Well, almost all original. Missing is the leather saddle that was changed out many, many years ago by the original owner who I just bought the bike from. I just replaced the original Hutchinson tires that were all dried out...yet kept the Hutchinson tubes that are still holding air!
NOTHING on the bike (except the saddle) had been changed since it was purchased. The decals are in perfect condition, and just minor chips exist on the frame. The brake cables have cracked in a few places, but even the brake pads are original and show little if any wear. 
The Simplex front derailleur, which we all know is prone to breaking/cracking, is even in perfect shape. 
All in all, a true survivor...unmolested in over 40 years of ownership.
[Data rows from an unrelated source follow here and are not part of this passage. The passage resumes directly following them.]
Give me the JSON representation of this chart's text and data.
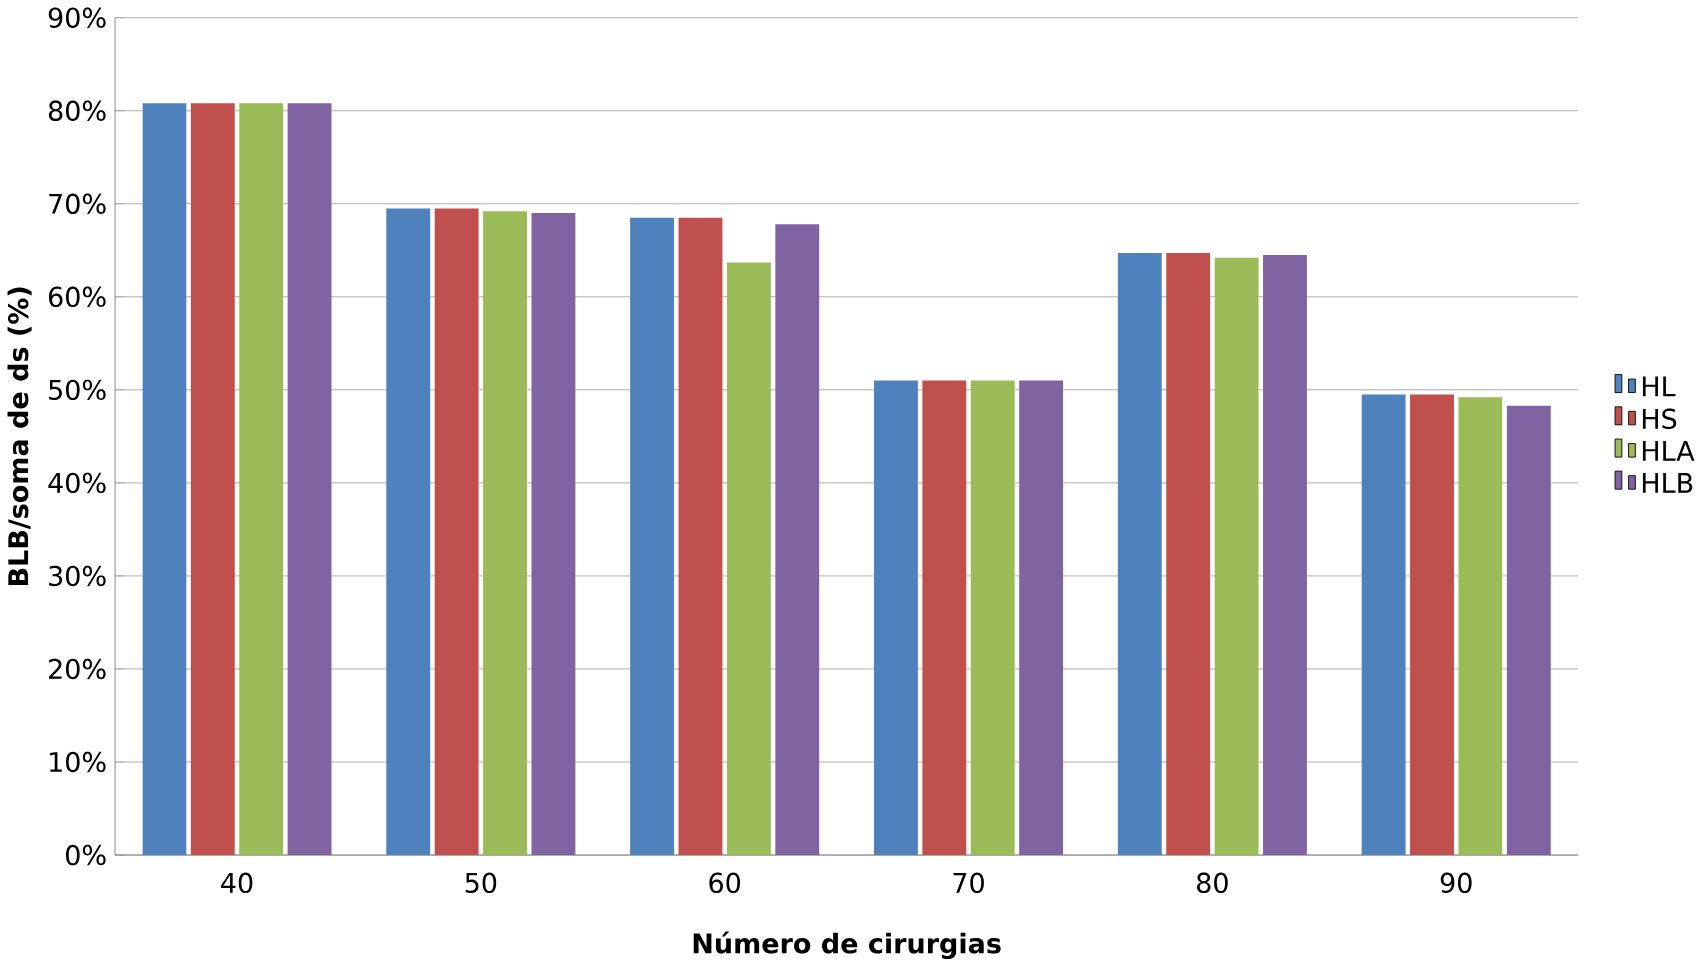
{
  "chart_data": {
    "type": "bar",
    "xlabel": "Número de cirurgias",
    "ylabel": "BLB/soma de ds (%)",
    "categories": [
      "40",
      "50",
      "60",
      "70",
      "80",
      "90"
    ],
    "series": [
      {
        "name": "HL",
        "color": "#4f81bd",
        "values": [
          80.8,
          69.5,
          68.5,
          51,
          64.7,
          49.5
        ]
      },
      {
        "name": "HS",
        "color": "#c0504d",
        "values": [
          80.8,
          69.5,
          68.5,
          51,
          64.7,
          49.5
        ]
      },
      {
        "name": "HLA",
        "color": "#9bbb59",
        "values": [
          80.8,
          69.2,
          63.7,
          51,
          64.2,
          49.2
        ]
      },
      {
        "name": "HLB",
        "color": "#8064a2",
        "values": [
          80.8,
          69,
          67.8,
          51,
          64.5,
          48.3
        ]
      }
    ],
    "ylim": [
      0,
      90
    ],
    "yticks": [
      {
        "value": 0,
        "label": "0%"
      },
      {
        "value": 10,
        "label": "10%"
      },
      {
        "value": 20,
        "label": "20%"
      },
      {
        "value": 30,
        "label": "30%"
      },
      {
        "value": 40,
        "label": "40%"
      },
      {
        "value": 50,
        "label": "50%"
      },
      {
        "value": 60,
        "label": "60%"
      },
      {
        "value": 70,
        "label": "70%"
      },
      {
        "value": 80,
        "label": "80%"
      },
      {
        "value": 90,
        "label": "90%"
      }
    ],
    "grid": "y",
    "legend": "right"
  }
}
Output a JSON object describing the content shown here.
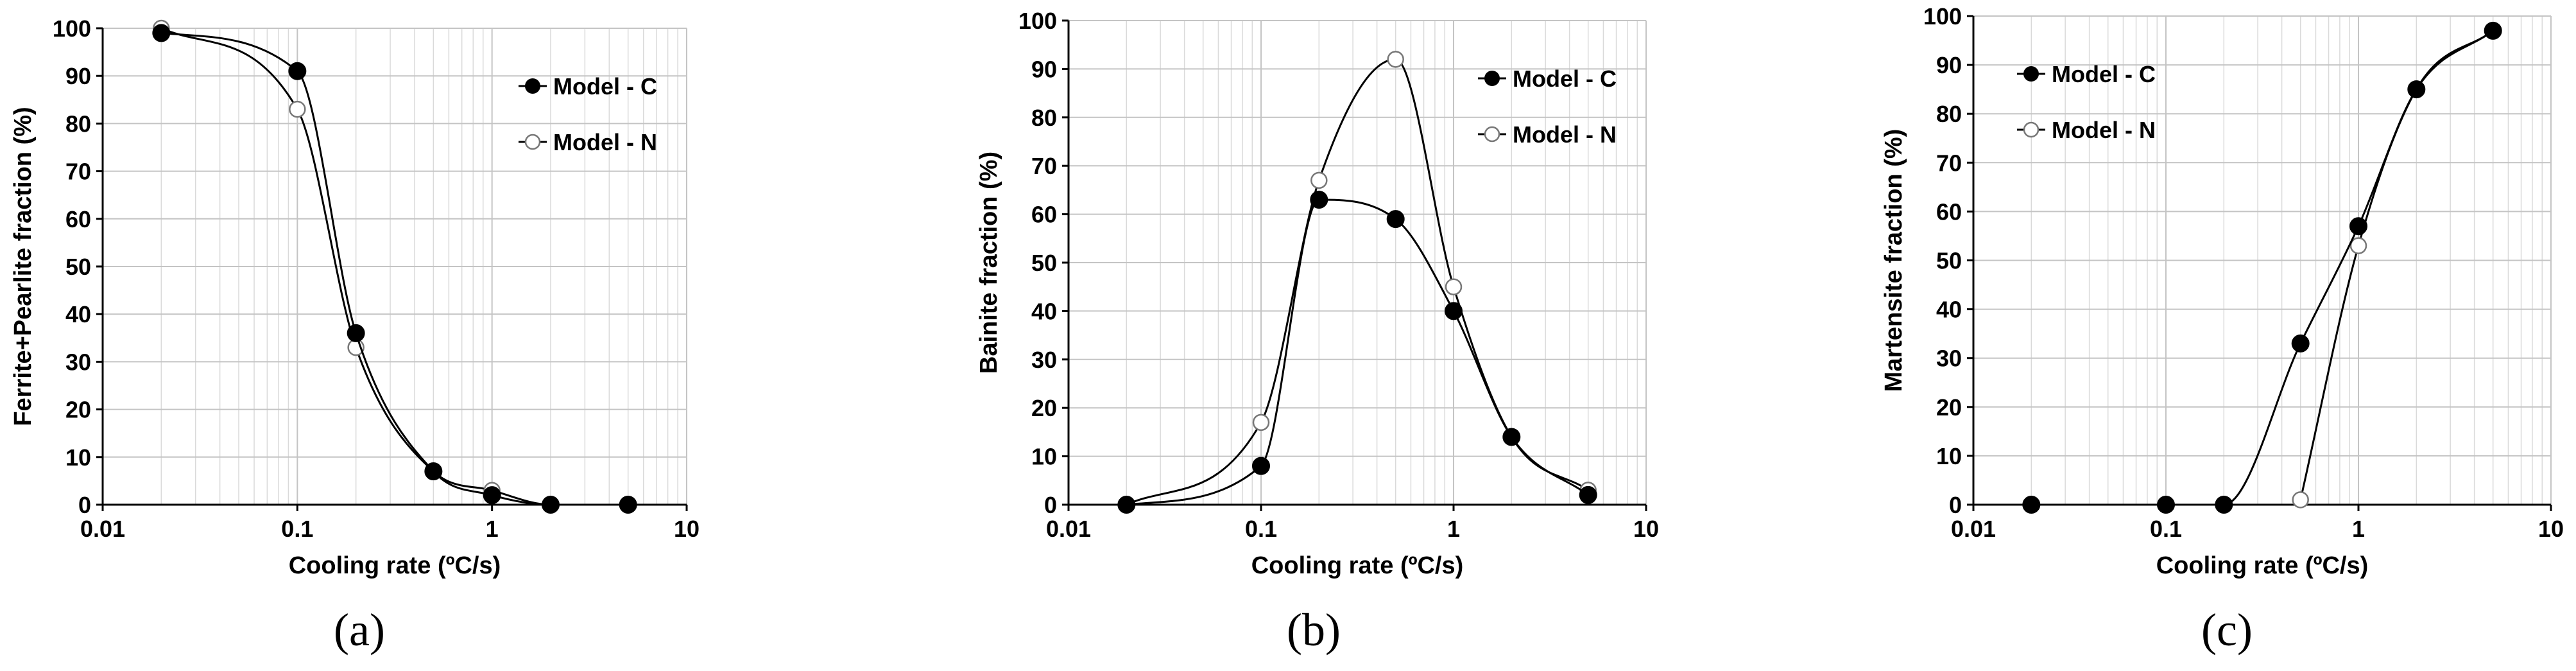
{
  "chart_data": [
    {
      "type": "line",
      "x_scale": "log",
      "caption": "(a)",
      "xlabel": "Cooling rate (ºC/s)",
      "ylabel": "Ferrite+Pearlite fraction (%)",
      "xlim": [
        0.01,
        10
      ],
      "ylim": [
        0,
        100
      ],
      "x_ticks": [
        "0.01",
        "0.1",
        "1",
        "10"
      ],
      "y_ticks": [
        "0",
        "10",
        "20",
        "30",
        "40",
        "50",
        "60",
        "70",
        "80",
        "90",
        "100"
      ],
      "grid": true,
      "legend_position": "top-right",
      "series": [
        {
          "name": "Model - C",
          "marker": "filled",
          "x": [
            0.02,
            0.1,
            0.2,
            0.5,
            1,
            2,
            5
          ],
          "y": [
            99,
            91,
            36,
            7,
            2,
            0,
            0
          ]
        },
        {
          "name": "Model - N",
          "marker": "open",
          "x": [
            0.02,
            0.1,
            0.2,
            0.5,
            1,
            2,
            5
          ],
          "y": [
            100,
            83,
            33,
            7,
            3,
            0,
            0
          ]
        }
      ]
    },
    {
      "type": "line",
      "x_scale": "log",
      "caption": "(b)",
      "xlabel": "Cooling rate (ºC/s)",
      "ylabel": "Bainite fraction (%)",
      "xlim": [
        0.01,
        10
      ],
      "ylim": [
        0,
        100
      ],
      "x_ticks": [
        "0.01",
        "0.1",
        "1",
        "10"
      ],
      "y_ticks": [
        "0",
        "10",
        "20",
        "30",
        "40",
        "50",
        "60",
        "70",
        "80",
        "90",
        "100"
      ],
      "grid": true,
      "legend_position": "top-right",
      "series": [
        {
          "name": "Model - C",
          "marker": "filled",
          "x": [
            0.02,
            0.1,
            0.2,
            0.5,
            1,
            2,
            5
          ],
          "y": [
            0,
            8,
            63,
            59,
            40,
            14,
            2
          ]
        },
        {
          "name": "Model - N",
          "marker": "open",
          "x": [
            0.02,
            0.1,
            0.2,
            0.5,
            1,
            2,
            5
          ],
          "y": [
            0,
            17,
            67,
            92,
            45,
            14,
            3
          ]
        }
      ]
    },
    {
      "type": "line",
      "x_scale": "log",
      "caption": "(c)",
      "xlabel": "Cooling rate (ºC/s)",
      "ylabel": "Martensite fraction (%)",
      "xlim": [
        0.01,
        10
      ],
      "ylim": [
        0,
        100
      ],
      "x_ticks": [
        "0.01",
        "0.1",
        "1",
        "10"
      ],
      "y_ticks": [
        "0",
        "10",
        "20",
        "30",
        "40",
        "50",
        "60",
        "70",
        "80",
        "90",
        "100"
      ],
      "grid": true,
      "legend_position": "top-left",
      "series": [
        {
          "name": "Model - C",
          "marker": "filled",
          "x": [
            0.02,
            0.1,
            0.2,
            0.5,
            1,
            2,
            5
          ],
          "y": [
            0,
            0,
            0,
            33,
            57,
            85,
            97
          ]
        },
        {
          "name": "Model - N",
          "marker": "open",
          "x": [
            0.5,
            1,
            2,
            5
          ],
          "y": [
            1,
            53,
            85,
            97
          ]
        }
      ]
    }
  ]
}
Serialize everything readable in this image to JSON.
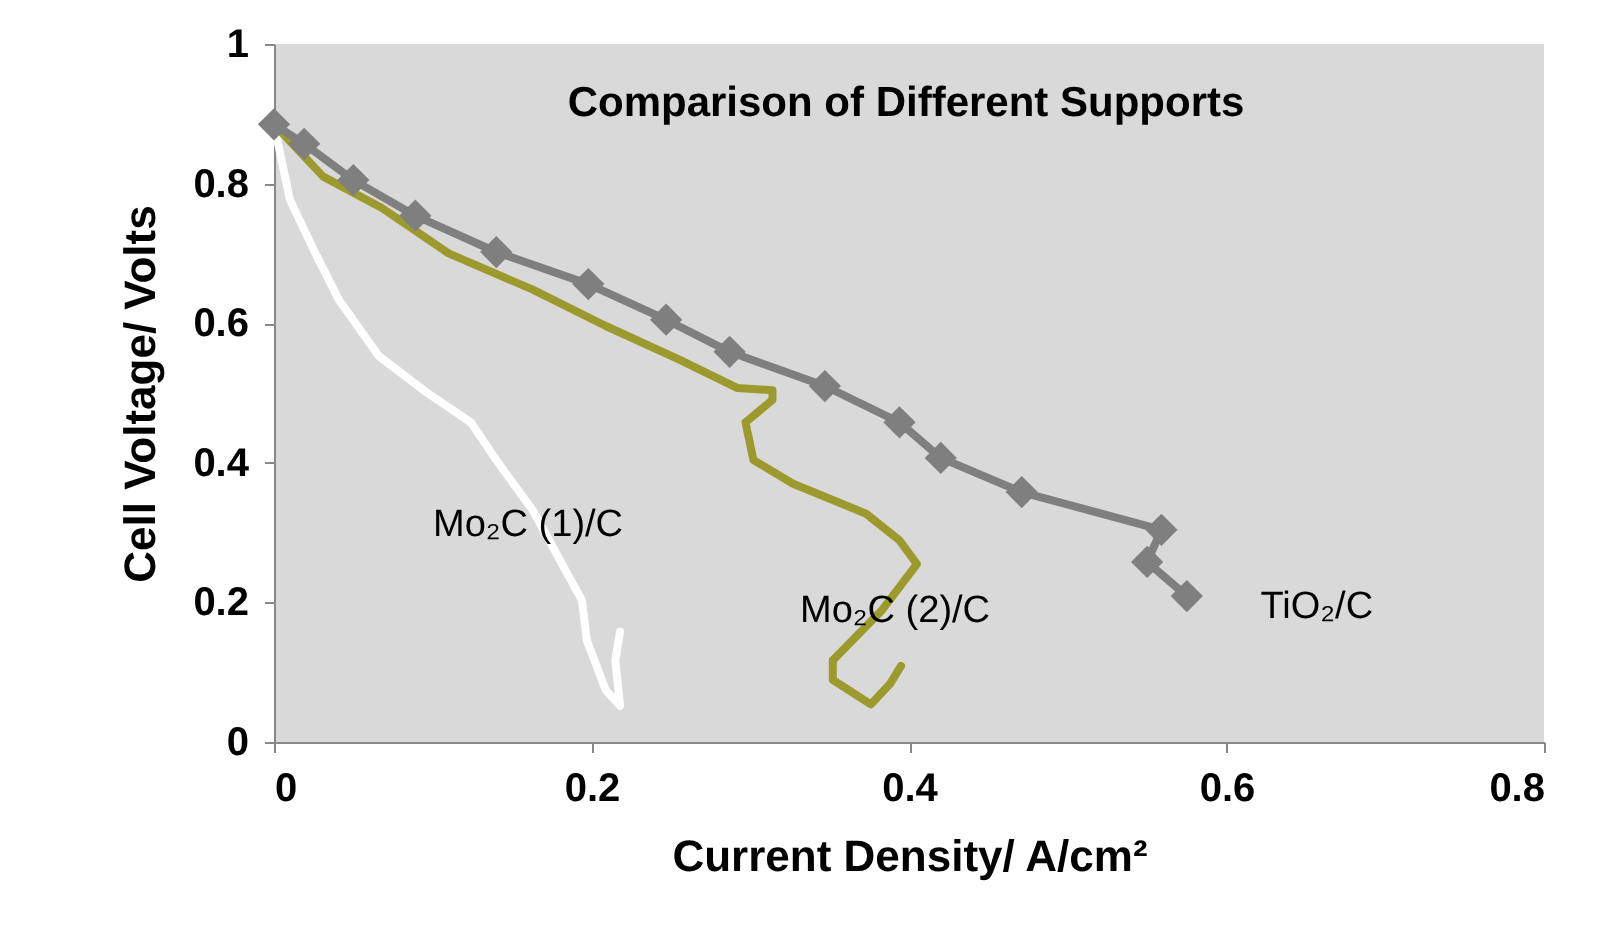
{
  "chart_data": {
    "type": "line",
    "title": "Comparison of Different Supports",
    "xlabel": "Current Density/ A/cm²",
    "ylabel": "Cell Voltage/ Volts",
    "xlim": [
      0,
      0.8
    ],
    "xticks": [
      0,
      0.2,
      0.4,
      0.6,
      0.8
    ],
    "ylim": [
      0,
      1
    ],
    "yticks": [
      0,
      0.2,
      0.4,
      0.6,
      0.8,
      1
    ],
    "grid": false,
    "line_style": "solid",
    "series": [
      {
        "name": "Mo₂C (1)/C",
        "color": "#ffffff",
        "marker": "none",
        "x": [
          0,
          0.01,
          0.025,
          0.041,
          0.066,
          0.096,
          0.124,
          0.14,
          0.163,
          0.18,
          0.194,
          0.197,
          0.209,
          0.218,
          0.215,
          0.218
        ],
        "values": [
          0.885,
          0.777,
          0.705,
          0.633,
          0.553,
          0.501,
          0.458,
          0.404,
          0.332,
          0.261,
          0.203,
          0.146,
          0.074,
          0.052,
          0.117,
          0.158
        ]
      },
      {
        "name": "Mo₂C (2)/C",
        "color": "#9c9a2e",
        "marker": "none",
        "x": [
          0,
          0.031,
          0.068,
          0.11,
          0.163,
          0.209,
          0.256,
          0.292,
          0.314,
          0.314,
          0.297,
          0.302,
          0.327,
          0.373,
          0.394,
          0.405,
          0.383,
          0.352,
          0.352,
          0.376,
          0.388,
          0.395
        ],
        "values": [
          0.885,
          0.81,
          0.765,
          0.7,
          0.648,
          0.596,
          0.547,
          0.507,
          0.504,
          0.49,
          0.458,
          0.404,
          0.37,
          0.327,
          0.289,
          0.255,
          0.189,
          0.117,
          0.089,
          0.054,
          0.083,
          0.109
        ]
      },
      {
        "name": "TiO₂/C",
        "color": "#7f7f7f",
        "marker": "diamond",
        "x": [
          0,
          0.019,
          0.05,
          0.089,
          0.14,
          0.198,
          0.247,
          0.287,
          0.347,
          0.394,
          0.42,
          0.471,
          0.559,
          0.55,
          0.575
        ],
        "values": [
          0.885,
          0.857,
          0.805,
          0.754,
          0.702,
          0.656,
          0.605,
          0.559,
          0.51,
          0.458,
          0.407,
          0.358,
          0.304,
          0.258,
          0.209
        ]
      }
    ]
  }
}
And barely ridden when the original owner had it.
Frame size is way to small for me, but I had to have it anyway. Still, I'll be listing it for sale here on Long Island (pickup only) shortly to someone I hope can appreciate it. Bikes this old in this condition rarely come along...

fred


----------



## bulldog1935 (May 24, 2017)

pretty amazing find.  Now you have to ride it - looks like the owner didn't...


----------



## Dale Alan (May 24, 2017)

Very nice,that is a real beauty . I have always enjoyed their ride . I had one similar I went through and gave it to a youngster that wanted to try some "Old Steel" , as he called it...He loves it. Mine had a broken FD and guard so was not 100 percent original.


----------



## Cranky Chain Cycles (Mar 16, 2019)

What's a fair price for one of these w/o the pump?


----------



## juvela (Mar 16, 2019)

-----


Dating -

here is the U.S. market catalogue page for 1974.





note cycle still wears the Lyotard 36 pedals with bolt-on Cibie reflectors rather the the Lyotard 136R with integral reflectors.

note head emblem is still a transfer rather than a 3D one affixed with rivets.

doubt machine can be earlier than the 1975-76 time. (unable to locate '75-'76 catalogues online)

specific datum can be harvested from Lucien stern mech -





Rampant lion missing his _chapeau de valve arriere._

_-----_


----------